Mastodon reported that its main mastodon.social server was hit by a distributed denial-of-service (DDoS) attack on Monday.
This made the server unusable for many users for a short time, causing outage warnings and error messages. The company confirmed the attack in a public update and clarified that only its official server was affected, not the entire Mastodon network.
Outage hit the main instance, not the whole network
TechCrunch reported that Mastodon announced at about 7 a.m. ET that it was looking into the cyberattack.
By 9:05 a.m. ET, Mastodon said it had put a “countermeasure against the DDoS attack” in place and restored access, but warned that some instability might continue while the attack was still happening. Mastodon’s status page also showed that the site was accessible again after these steps.
That distinction matters because Mastodon is not a single centralized platform in the same way many mainstream social networks are.
Only mastodon.social was targeted, not the many smaller servers that together make up the broader Mastodon network.
Mastodon head of communications Andy Piper shared that this was a case where the decentralized nature of the Fediverse is a true advantage, adding that users on other Mastodon or Fediverse servers were completely unaffected and, in most cases, the outage would have been invisible to them.
Millions of malicious requests flooded the server
Mastodon shared that the traffic it was seeing — described as “millions of malicious requests” — matched the pattern of a DDoS attack. These attacks work by sending huge volumes of junk traffic at a site or app’s servers in an attempt to overwhelm them and knock them offline.
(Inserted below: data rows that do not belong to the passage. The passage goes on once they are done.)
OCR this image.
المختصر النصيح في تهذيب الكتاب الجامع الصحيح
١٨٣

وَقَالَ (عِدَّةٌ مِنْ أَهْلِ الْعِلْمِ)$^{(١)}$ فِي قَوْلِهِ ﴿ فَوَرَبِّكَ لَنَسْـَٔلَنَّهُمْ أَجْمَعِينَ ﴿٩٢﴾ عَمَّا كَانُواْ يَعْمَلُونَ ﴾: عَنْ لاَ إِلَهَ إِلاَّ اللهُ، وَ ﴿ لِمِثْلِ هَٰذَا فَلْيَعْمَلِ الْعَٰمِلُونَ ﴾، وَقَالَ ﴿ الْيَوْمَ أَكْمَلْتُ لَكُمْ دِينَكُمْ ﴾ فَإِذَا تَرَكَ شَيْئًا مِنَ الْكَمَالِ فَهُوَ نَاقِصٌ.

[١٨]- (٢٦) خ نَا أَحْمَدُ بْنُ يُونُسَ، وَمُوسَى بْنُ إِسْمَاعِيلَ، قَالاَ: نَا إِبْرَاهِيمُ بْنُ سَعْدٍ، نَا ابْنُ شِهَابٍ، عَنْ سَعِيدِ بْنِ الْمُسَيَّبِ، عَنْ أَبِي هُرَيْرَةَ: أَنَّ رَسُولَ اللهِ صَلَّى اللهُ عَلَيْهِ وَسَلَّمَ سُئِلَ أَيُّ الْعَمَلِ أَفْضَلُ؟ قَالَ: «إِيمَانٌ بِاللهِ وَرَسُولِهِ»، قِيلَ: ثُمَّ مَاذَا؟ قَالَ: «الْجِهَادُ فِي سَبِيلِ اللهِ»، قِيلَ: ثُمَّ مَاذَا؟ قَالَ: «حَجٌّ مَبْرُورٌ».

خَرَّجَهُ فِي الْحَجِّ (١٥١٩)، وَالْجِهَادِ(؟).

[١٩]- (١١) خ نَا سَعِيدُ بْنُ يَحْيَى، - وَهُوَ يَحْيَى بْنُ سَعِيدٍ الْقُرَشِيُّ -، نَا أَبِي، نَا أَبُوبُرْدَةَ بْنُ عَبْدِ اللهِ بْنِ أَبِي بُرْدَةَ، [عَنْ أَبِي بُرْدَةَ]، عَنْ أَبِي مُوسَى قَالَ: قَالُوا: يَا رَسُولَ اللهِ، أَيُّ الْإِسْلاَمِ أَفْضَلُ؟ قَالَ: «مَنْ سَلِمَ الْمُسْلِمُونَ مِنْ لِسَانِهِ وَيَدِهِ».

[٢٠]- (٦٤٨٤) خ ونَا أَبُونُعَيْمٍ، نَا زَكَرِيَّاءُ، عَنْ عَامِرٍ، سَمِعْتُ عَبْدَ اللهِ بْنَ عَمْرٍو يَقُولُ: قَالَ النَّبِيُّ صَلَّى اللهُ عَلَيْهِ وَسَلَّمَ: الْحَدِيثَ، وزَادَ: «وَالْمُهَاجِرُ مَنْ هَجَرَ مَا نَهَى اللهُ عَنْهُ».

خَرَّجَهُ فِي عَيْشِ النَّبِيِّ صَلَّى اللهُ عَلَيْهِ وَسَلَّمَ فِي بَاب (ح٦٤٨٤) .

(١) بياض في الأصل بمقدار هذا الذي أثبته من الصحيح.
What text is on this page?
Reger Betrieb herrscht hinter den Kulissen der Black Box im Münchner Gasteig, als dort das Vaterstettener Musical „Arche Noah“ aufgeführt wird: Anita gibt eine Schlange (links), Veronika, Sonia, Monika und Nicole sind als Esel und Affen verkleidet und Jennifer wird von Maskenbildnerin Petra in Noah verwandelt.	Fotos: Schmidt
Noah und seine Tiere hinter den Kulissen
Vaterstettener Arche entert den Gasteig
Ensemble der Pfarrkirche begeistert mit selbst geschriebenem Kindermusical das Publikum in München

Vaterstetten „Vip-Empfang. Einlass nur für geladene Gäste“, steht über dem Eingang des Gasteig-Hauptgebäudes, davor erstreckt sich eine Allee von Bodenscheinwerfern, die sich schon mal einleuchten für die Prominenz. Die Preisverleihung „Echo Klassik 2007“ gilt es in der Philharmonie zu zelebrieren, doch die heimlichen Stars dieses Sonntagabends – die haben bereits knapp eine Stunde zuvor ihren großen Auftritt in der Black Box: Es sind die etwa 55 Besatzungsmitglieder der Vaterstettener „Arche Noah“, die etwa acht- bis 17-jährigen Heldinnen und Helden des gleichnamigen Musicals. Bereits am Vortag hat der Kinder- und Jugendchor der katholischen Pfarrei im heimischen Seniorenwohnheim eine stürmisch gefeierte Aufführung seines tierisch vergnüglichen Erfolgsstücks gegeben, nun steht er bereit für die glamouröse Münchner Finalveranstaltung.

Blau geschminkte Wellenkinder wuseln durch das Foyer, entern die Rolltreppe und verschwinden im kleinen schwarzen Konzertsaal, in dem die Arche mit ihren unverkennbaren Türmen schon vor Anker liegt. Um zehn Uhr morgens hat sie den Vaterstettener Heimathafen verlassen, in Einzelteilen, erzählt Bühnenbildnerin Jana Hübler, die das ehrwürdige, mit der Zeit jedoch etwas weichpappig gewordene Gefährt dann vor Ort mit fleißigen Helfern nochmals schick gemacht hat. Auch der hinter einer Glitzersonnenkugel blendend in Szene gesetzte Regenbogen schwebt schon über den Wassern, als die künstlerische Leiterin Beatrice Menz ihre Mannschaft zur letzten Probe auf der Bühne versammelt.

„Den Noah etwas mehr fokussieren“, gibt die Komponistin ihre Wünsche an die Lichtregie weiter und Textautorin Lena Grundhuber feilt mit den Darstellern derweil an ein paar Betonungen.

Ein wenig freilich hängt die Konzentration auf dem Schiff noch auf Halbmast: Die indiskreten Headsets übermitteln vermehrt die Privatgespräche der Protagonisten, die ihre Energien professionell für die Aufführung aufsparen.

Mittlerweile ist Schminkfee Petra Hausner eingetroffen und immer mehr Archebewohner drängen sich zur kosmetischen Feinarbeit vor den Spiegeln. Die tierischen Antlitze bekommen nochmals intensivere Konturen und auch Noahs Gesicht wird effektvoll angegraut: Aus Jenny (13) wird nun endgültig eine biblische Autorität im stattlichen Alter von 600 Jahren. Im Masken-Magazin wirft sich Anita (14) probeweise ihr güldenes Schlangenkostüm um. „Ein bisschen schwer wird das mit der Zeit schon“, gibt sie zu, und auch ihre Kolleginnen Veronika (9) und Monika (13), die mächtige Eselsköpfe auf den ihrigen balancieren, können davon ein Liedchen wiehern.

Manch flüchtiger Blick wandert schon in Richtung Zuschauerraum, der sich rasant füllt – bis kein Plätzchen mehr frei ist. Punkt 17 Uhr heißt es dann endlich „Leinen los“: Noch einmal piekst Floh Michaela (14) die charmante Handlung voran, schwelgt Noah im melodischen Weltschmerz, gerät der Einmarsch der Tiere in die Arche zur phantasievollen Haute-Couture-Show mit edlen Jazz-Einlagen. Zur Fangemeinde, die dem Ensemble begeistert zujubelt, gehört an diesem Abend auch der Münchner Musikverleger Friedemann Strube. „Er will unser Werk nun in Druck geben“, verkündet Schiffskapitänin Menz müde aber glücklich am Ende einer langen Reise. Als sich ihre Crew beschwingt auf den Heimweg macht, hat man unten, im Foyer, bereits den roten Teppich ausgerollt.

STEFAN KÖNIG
DDoS incidents generally do not involve data theft, but can still be highly disruptive because they prevent normal users from reaching a service.
The company did not say who was behind the incident, and there was no public attribution in the reports to a state actor or hacking group. But the timing made the attack notable in a broader social-media context.
Engadget shared that the Mastodon disruption came less than a week after Bluesky dealt with its own prolonged DDoS trouble.
As of Bluesky’s update on April 17, TechCrunch reported, that separate attack was still ongoing even though service had stabilized.
Decentralization softened the impact
The outage also became a live demonstration of one of Mastodon’s core architectural arguments. Because users are distributed across many interoperable servers, an attack on one large instance does not necessarily take down the entire network.
The attack so far had only affected the larger mastodon.social server and not the many other instances that form the full Mastodon ecosystem.
That does not make the incident minor. Mastodon’s flagship instance is one of the best-known and most visible entry points into the network, so an outage there still affects a large number of users and reinforces the threat DDoS attacks pose to social platforms.
But it does suggest that Mastodon’s federated design can contain the blast radius better than a one-server model.
For users on other instances, the network largely continued as usual even while Mastodon’s main server was under pressure.